JIS Code Representation

JIS codepoints are packed into a uint16_t as: (men - 1) * 94 * 94 + (ku - 1) * 94 + (ten - 1), where men is 1 or 2 (JIS X 0213 plane), ku is 1-94 (row), ten is 1-94 (column).

ShrinkingTransliterationMapping

Each JIS X 0213 position has an entry:

  • jis: packed men-ku-ten code
  • us[2]: primary Unicode codepoint(s)
  • sus[2]: secondary (similar glyph) Unicode codepoint(s)
  • class_: JIS character class (level 1-4, non-kanji, reserved)
  • tx_jis[4]/tx_us[4]: transliterated form (JIS and Unicode)

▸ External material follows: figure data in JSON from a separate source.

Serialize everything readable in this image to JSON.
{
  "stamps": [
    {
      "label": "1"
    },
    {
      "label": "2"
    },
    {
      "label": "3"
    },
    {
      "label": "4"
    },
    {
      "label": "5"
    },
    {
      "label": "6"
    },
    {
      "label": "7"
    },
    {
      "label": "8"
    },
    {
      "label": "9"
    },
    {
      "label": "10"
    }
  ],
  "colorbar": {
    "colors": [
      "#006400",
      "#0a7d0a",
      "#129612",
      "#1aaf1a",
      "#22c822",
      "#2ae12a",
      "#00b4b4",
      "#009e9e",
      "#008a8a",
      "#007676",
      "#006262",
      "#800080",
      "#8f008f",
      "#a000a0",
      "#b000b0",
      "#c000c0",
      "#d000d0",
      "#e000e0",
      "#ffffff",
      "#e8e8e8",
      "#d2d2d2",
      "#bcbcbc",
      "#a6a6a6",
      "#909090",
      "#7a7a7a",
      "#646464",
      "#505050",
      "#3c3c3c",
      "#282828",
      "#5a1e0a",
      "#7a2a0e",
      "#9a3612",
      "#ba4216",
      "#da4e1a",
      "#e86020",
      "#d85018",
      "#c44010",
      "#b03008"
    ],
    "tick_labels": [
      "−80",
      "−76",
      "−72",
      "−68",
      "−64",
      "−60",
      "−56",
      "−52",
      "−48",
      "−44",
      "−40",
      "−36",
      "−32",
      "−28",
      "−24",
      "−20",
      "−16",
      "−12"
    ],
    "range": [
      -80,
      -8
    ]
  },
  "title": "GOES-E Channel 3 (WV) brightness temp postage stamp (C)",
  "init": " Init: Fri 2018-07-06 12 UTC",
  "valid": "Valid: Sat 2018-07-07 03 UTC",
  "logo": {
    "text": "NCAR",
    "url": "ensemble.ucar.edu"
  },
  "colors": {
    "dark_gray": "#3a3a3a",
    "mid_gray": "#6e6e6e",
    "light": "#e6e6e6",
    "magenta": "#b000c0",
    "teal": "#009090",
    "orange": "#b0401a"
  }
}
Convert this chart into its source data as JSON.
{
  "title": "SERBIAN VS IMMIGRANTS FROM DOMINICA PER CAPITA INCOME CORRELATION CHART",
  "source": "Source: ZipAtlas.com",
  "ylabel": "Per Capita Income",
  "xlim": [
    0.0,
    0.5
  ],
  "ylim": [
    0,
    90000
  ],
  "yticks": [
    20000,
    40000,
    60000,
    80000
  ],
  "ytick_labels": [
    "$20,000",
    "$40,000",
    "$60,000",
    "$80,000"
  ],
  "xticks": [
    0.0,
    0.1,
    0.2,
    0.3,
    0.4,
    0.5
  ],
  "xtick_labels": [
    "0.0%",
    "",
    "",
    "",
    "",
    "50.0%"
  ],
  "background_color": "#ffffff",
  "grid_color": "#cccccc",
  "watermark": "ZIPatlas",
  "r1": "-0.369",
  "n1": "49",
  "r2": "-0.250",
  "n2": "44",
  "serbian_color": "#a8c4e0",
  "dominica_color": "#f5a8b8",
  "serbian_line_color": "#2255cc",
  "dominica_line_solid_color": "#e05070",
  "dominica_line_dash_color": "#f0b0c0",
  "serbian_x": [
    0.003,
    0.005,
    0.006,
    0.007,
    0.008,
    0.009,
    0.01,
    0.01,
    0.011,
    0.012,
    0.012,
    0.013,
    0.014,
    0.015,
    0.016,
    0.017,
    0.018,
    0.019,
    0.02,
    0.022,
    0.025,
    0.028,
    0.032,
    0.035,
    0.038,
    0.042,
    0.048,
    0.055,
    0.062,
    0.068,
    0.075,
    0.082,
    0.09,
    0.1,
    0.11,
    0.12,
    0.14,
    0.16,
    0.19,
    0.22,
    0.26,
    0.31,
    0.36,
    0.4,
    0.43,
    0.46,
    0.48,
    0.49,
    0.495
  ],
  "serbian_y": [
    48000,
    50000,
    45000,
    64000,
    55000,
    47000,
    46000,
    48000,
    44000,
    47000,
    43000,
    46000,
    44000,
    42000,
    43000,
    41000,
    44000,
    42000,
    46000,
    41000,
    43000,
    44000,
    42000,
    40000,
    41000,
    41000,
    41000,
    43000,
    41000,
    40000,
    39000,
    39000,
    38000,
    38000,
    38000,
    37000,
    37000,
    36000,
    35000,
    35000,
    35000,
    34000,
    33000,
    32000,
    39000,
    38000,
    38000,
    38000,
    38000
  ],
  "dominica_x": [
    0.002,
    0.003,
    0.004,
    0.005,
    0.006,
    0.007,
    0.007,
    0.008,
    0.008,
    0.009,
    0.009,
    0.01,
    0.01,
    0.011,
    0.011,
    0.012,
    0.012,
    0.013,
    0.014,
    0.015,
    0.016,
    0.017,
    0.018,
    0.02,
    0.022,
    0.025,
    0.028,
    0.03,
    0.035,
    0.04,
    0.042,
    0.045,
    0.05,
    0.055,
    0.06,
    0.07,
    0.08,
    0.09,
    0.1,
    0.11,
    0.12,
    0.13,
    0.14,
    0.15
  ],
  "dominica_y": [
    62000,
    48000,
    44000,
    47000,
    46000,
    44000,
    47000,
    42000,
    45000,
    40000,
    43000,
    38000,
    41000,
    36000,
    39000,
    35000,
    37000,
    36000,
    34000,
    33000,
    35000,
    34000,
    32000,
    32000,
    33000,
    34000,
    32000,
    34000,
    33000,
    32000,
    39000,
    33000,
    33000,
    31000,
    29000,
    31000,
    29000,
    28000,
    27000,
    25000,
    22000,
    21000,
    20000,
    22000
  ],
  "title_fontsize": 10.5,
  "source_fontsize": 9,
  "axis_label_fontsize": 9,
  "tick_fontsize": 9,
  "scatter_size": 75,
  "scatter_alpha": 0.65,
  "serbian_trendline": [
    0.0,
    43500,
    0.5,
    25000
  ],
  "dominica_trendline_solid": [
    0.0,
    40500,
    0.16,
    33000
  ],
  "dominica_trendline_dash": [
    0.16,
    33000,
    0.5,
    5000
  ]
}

Unicode-to-JIS Reverse Lookup

Uses sorted range tables (URangeToJISMapping) with binary search. Multi-codepoint sequences (e.g. base + combining mark) use a state machine (sm_uni_to_jis_mapping()).

MJ Mapping Structures

  • MJMapping: Maps an MJ code to Unicode codepoints + IVS (Ideographic Variation Sequence) pairs
  • MJMappingSet: A set of MJ mappings for a single Unicode codepoint
  • URangeToMJMappings: Sorted range table for Unicode-to-MJ binary search
  • MJShrinkMappingUnicodeSet: Per-MJ-code shrink targets, one array per scheme (4 schemes)

Component Interactions

User code
  |
  v
__init__.py  (Python enums + re-exports)
  |
  v
_jntajis.pyx  (Cython: encoding, decoding, transliteration logic)
  |
  v
_jntajis.h  (Generated C: static lookup tables + state machine)

xlsx_parser Sub-package

A lightweight, streaming, read-only XLSX parser. It avoids heavyweight dependencies like openpyxl by:

  1. Opening XLSX as a zip file (zipfile.ZipFile)
  2. Parsing xl/sharedStrings.xml for the shared string table
  3. Parsing xl/worksheets/sheetN.xml incrementally via SAX-style handlers

The XML parsing framework in xmlutils.py provides:

  • A hierarchical Handlers/HandlersBase abstract pattern where each nesting level of XML is handled by a different handler class
  • HandlerShim wraps handlers to dynamically switch the active handler as XML nesting changes
  • read_xml_incremental() enables pull-style iteration over worksheet rows

CI/CD

  • Trigger (main.yml): On PR open, push to main, or version tag push (v*)
  • Lint & Test (tests.yml): black + flake8 + mypy on Python 3.11
  • Wheels (wheels.yml): cibuildwheel across Ubuntu, Windows, macOS (11/12/13), excluding PyPy. Only runs on tag push.

Documentation

Sphinx with sphinx_rtd_theme, hosted on Read the Docs. API docs are manually authored in api.rst (not autodoc).